The most expensive cities have seen the biggest loss in residents. New York ranks first in that category with a loss of 216,000 people. Most of those people went to Philadelphia. The city with the highest in-migration was Phoenix. It gained about 42,000 residents, thanks in large part to former residents of Los Angeles.

11 – Millennials Abandon College Towns for Jobs

Millennials have been on the move. Ten years ago, they boosted population growth in the towns where they went to college. By 2018, they had left those towns for more lucrative job hubs. College Station, Texas, was the most popular college town for millennials in 2010. In 2018, the top city for working millennials was Cambridge, Massacusetts. The other cities on the list of millennial job hubs include: Washington, D.C. along with Arlington and Alexandria, Virginia. Seattle and Denver are also on the list along with San Francisco and Sunnyvale in Silicon Valley. One other city worth mentioning is Orlando. Millennials apparently like the job growth in that area. And, I’m sure they don’t mind the warmer weather.
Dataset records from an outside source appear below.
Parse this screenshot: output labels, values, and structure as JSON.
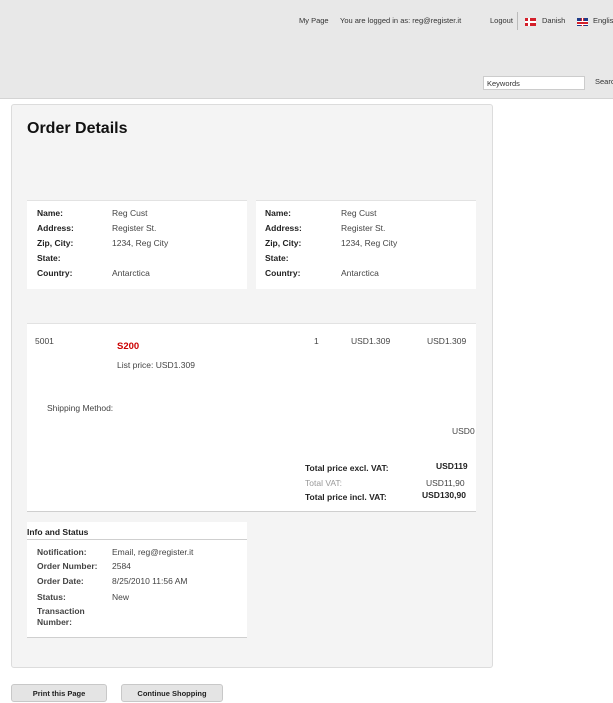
{
  "header": {
    "my_page": "My Page",
    "logged_in_text": "You are logged in as: reg@register.it",
    "logout": "Logout",
    "languages": [
      {
        "label": "Danish",
        "icon": "danish-flag-icon"
      },
      {
        "label": "English",
        "icon": "english-flag-icon"
      }
    ],
    "search": {
      "placeholder": "Keywords",
      "button_label": "Search"
    }
  },
  "page": {
    "title": "Order Details"
  },
  "addresses": {
    "labels": {
      "name": "Name:",
      "address": "Address:",
      "zip_city": "Zip, City:",
      "state": "State:",
      "country": "Country:"
    },
    "billing": {
      "name": "Reg Cust",
      "address": "Register St.",
      "zip_city": "1234, Reg City",
      "state": "",
      "country": "Antarctica"
    },
    "shipping": {
      "name": "Reg Cust",
      "address": "Register St.",
      "zip_city": "1234, Reg City",
      "state": "",
      "country": "Antarctica"
    }
  },
  "order": {
    "line": {
      "sku": "5001",
      "product": "S200",
      "list_price": "List price: USD1.309",
      "quantity": "1",
      "unit_price": "USD1.309",
      "total": "USD1.309"
    },
    "shipping_method_label": "Shipping Method:",
    "shipping_cost": "USD0",
    "totals": {
      "excl_label": "Total price excl. VAT:",
      "excl_value": "USD119",
      "vat_label": "Total VAT:",
      "vat_value": "USD11,90",
      "incl_label": "Total price incl. VAT:",
      "incl_value": "USD130,90"
    }
  },
  "info": {
    "title": "Info and Status",
    "notification_label": "Notification:",
    "notification_value": "Email, reg@register.it",
    "order_number_label": "Order Number:",
    "order_number_value": "2584",
    "order_date_label": "Order Date:",
    "order_date_value": "8/25/2010 11:56 AM",
    "status_label": "Status:",
    "status_value": "New",
    "transaction_label_1": "Transaction",
    "transaction_label_2": "Number:"
  },
  "buttons": {
    "print": "Print this Page",
    "continue": "Continue Shopping"
  }
}
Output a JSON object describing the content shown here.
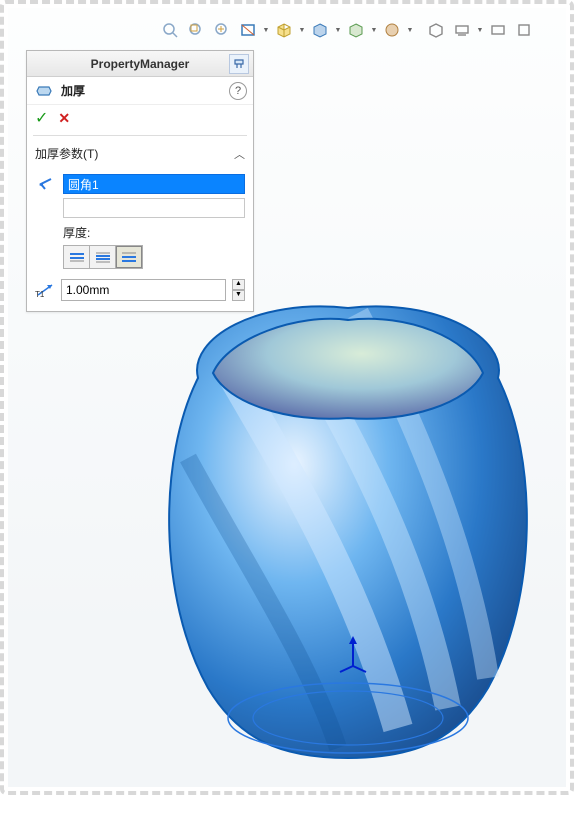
{
  "panel": {
    "title": "PropertyManager",
    "feature_label": "加厚",
    "help_symbol": "?",
    "ok_symbol": "✓",
    "cancel_symbol": "✕"
  },
  "group": {
    "header": "加厚参数(T)",
    "selection_value": "圆角1",
    "thickness_label": "厚度:",
    "dim_value": "1.00mm"
  },
  "toolbar": {
    "tips": [
      "zoom-fit",
      "zoom-area",
      "zoom-prev",
      "section",
      "view-orient",
      "display-style",
      "hide-show",
      "edit-appearance",
      "scene",
      "view-settings",
      "render",
      "full-screen"
    ]
  }
}
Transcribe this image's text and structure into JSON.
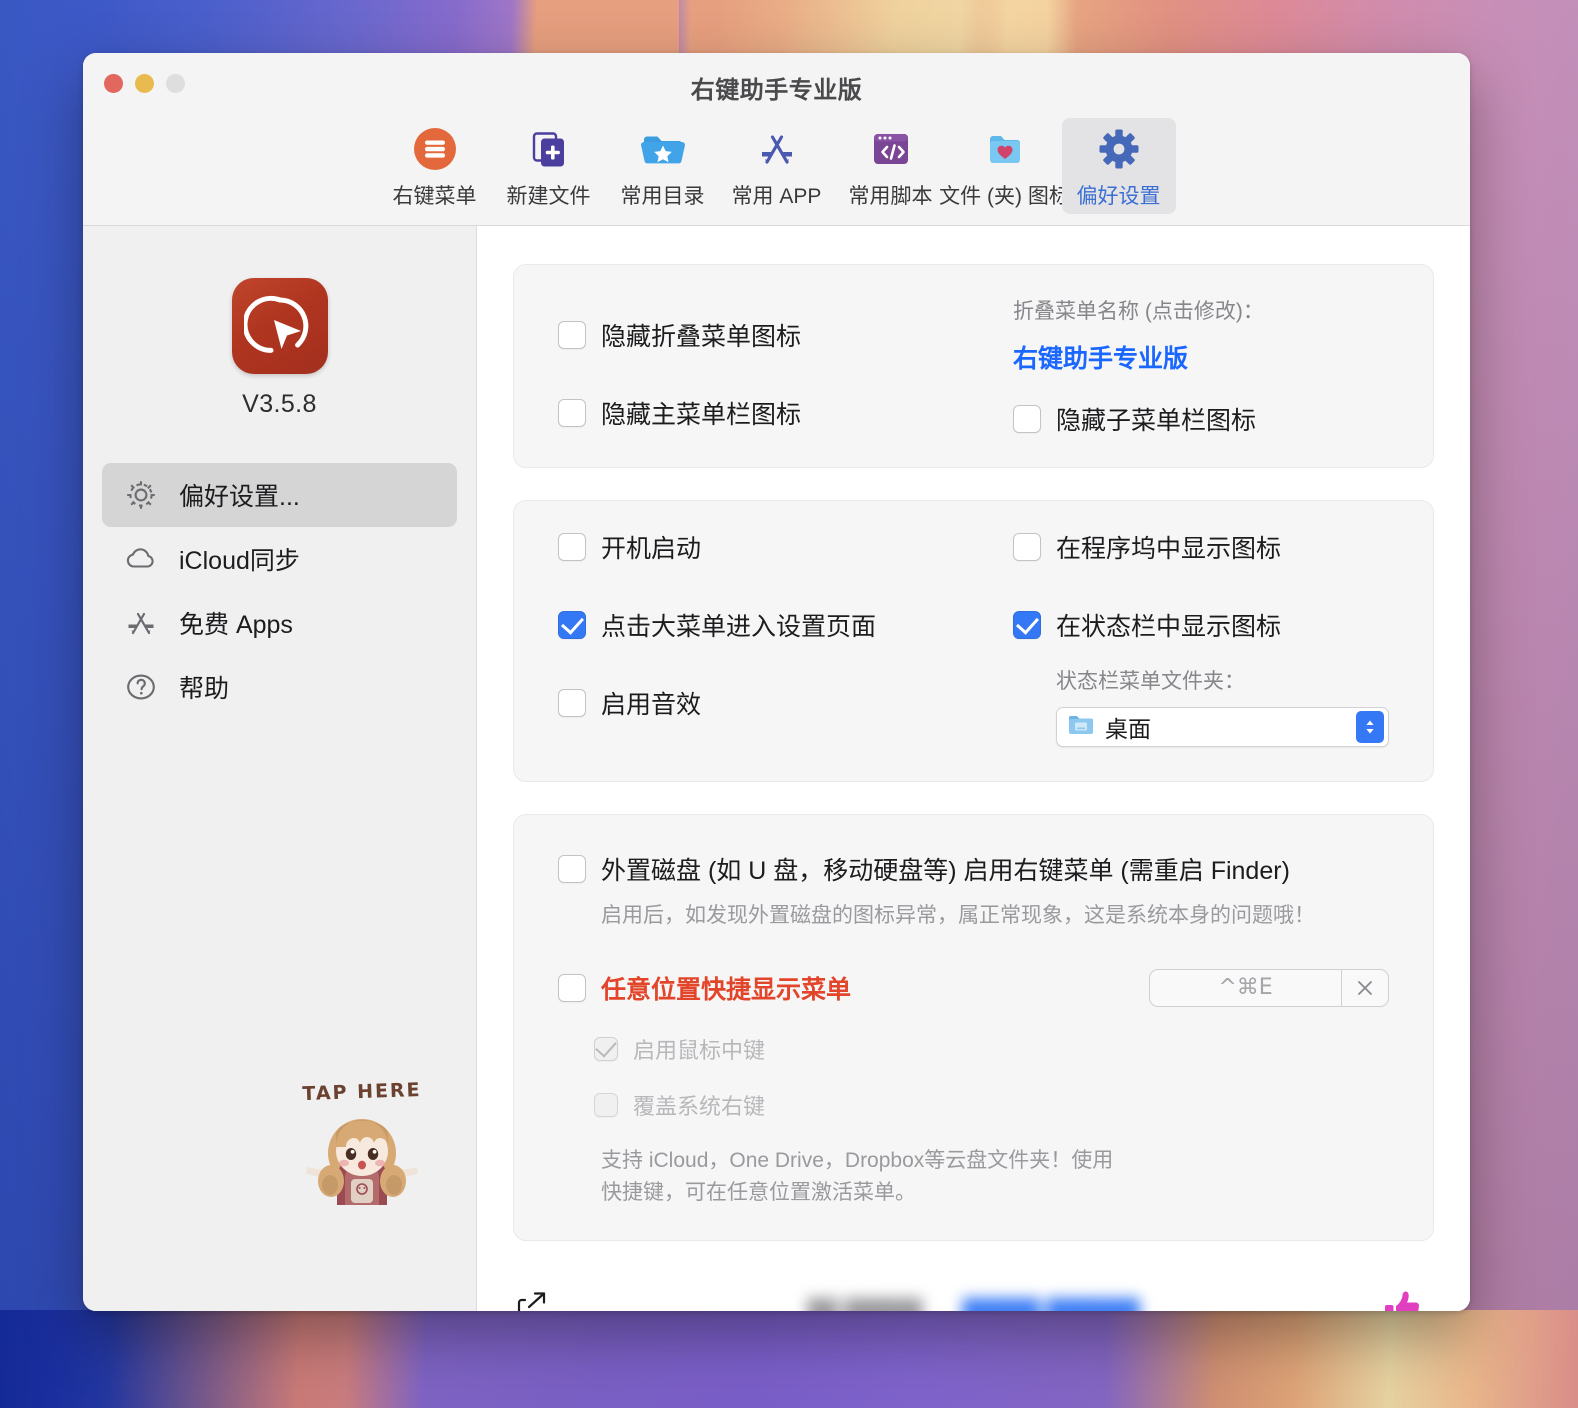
{
  "window": {
    "title": "右键助手专业版",
    "traffic_lights": [
      "close-button",
      "minimize-button",
      "zoom-button"
    ]
  },
  "toolbar": {
    "items": [
      {
        "icon": "hamburger-menu-icon",
        "label": "右键菜单",
        "active": false
      },
      {
        "icon": "new-file-icon",
        "label": "新建文件",
        "active": false
      },
      {
        "icon": "folder-star-icon",
        "label": "常用目录",
        "active": false
      },
      {
        "icon": "app-store-icon",
        "label": "常用 APP",
        "active": false
      },
      {
        "icon": "code-window-icon",
        "label": "常用脚本",
        "active": false
      },
      {
        "icon": "folder-heart-icon",
        "label": "文件 (夹) 图标",
        "active": false
      },
      {
        "icon": "gear-icon",
        "label": "偏好设置",
        "active": true
      }
    ]
  },
  "sidebar": {
    "app_icon": "cursor-app-icon",
    "version": "V3.5.8",
    "items": [
      {
        "icon": "gear-icon",
        "label": "偏好设置...",
        "selected": true
      },
      {
        "icon": "cloud-icon",
        "label": "iCloud同步",
        "selected": false
      },
      {
        "icon": "app-store-icon",
        "label": "免费 Apps",
        "selected": false
      },
      {
        "icon": "question-circle-icon",
        "label": "帮助",
        "selected": false
      }
    ],
    "sticker": {
      "text": "TAP HERE",
      "art": "cartoon-girl-mascot"
    }
  },
  "panels": {
    "menu_icons": {
      "hide_folded_menu_icon": {
        "label": "隐藏折叠菜单图标",
        "checked": false
      },
      "hide_main_menubar_icon": {
        "label": "隐藏主菜单栏图标",
        "checked": false
      },
      "folded_menu_name_caption": "折叠菜单名称 (点击修改)：",
      "folded_menu_name_value": "右键助手专业版",
      "hide_sub_menubar_icon": {
        "label": "隐藏子菜单栏图标",
        "checked": false
      }
    },
    "general": {
      "launch_at_login": {
        "label": "开机启动",
        "checked": false
      },
      "click_big_menu_opens_settings": {
        "label": "点击大菜单进入设置页面",
        "checked": true
      },
      "enable_sound": {
        "label": "启用音效",
        "checked": false
      },
      "show_in_dock": {
        "label": "在程序坞中显示图标",
        "checked": false
      },
      "show_in_statusbar": {
        "label": "在状态栏中显示图标",
        "checked": true
      },
      "statusbar_folder_caption": "状态栏菜单文件夹：",
      "statusbar_folder_value": "桌面",
      "statusbar_folder_icon": "folder-icon"
    },
    "advanced": {
      "external_disk": {
        "label": "外置磁盘 (如 U 盘，移动硬盘等) 启用右键菜单 (需重启 Finder)",
        "checked": false,
        "hint": "启用后，如发现外置磁盘的图标异常，属正常现象，这是系统本身的问题哦！"
      },
      "anywhere_shortcut": {
        "label": "任意位置快捷显示菜单",
        "checked": false,
        "shortcut": "^⌘E",
        "clear_icon": "close-icon"
      },
      "enable_middle_click": {
        "label": "启用鼠标中键",
        "checked": true,
        "disabled": true
      },
      "override_system_right_click": {
        "label": "覆盖系统右键",
        "checked": false,
        "disabled": true
      },
      "cloud_hint_line1": "支持 iCloud，One Drive，Dropbox等云盘文件夹！使用",
      "cloud_hint_line2": "快捷键，可在任意位置激活菜单。"
    }
  },
  "footer": {
    "share_icon": "share-export-icon",
    "thumbs_up_icon": "thumbs-up-icon",
    "redacted_grey": "██ █████",
    "redacted_blue": "█████ ██████"
  },
  "colors": {
    "accent_blue": "#3478f6",
    "link_blue": "#1a67ff",
    "warning_red": "#e3452a",
    "tab_active_text": "#3c6fd4",
    "thumbs_up": "#e040c0",
    "app_icon_red": "#b03520"
  }
}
12 – Apartment Construction Boom

Last but not least on RentCafe’s list of rental trends is the boom in apartment construction. It reports that builders have delivered almost 2-and-a-half million new apartments this last decade because of the high demand for rentals. The trend among this segment is for high-end facilities and resort-style amenities, since many Americans are now renting by choice. The city with the most new rentals is Dallas followed by New York, Houston, Washington, D.C., and Los Angeles.

The report lists 20 or more cities for most of these statistics.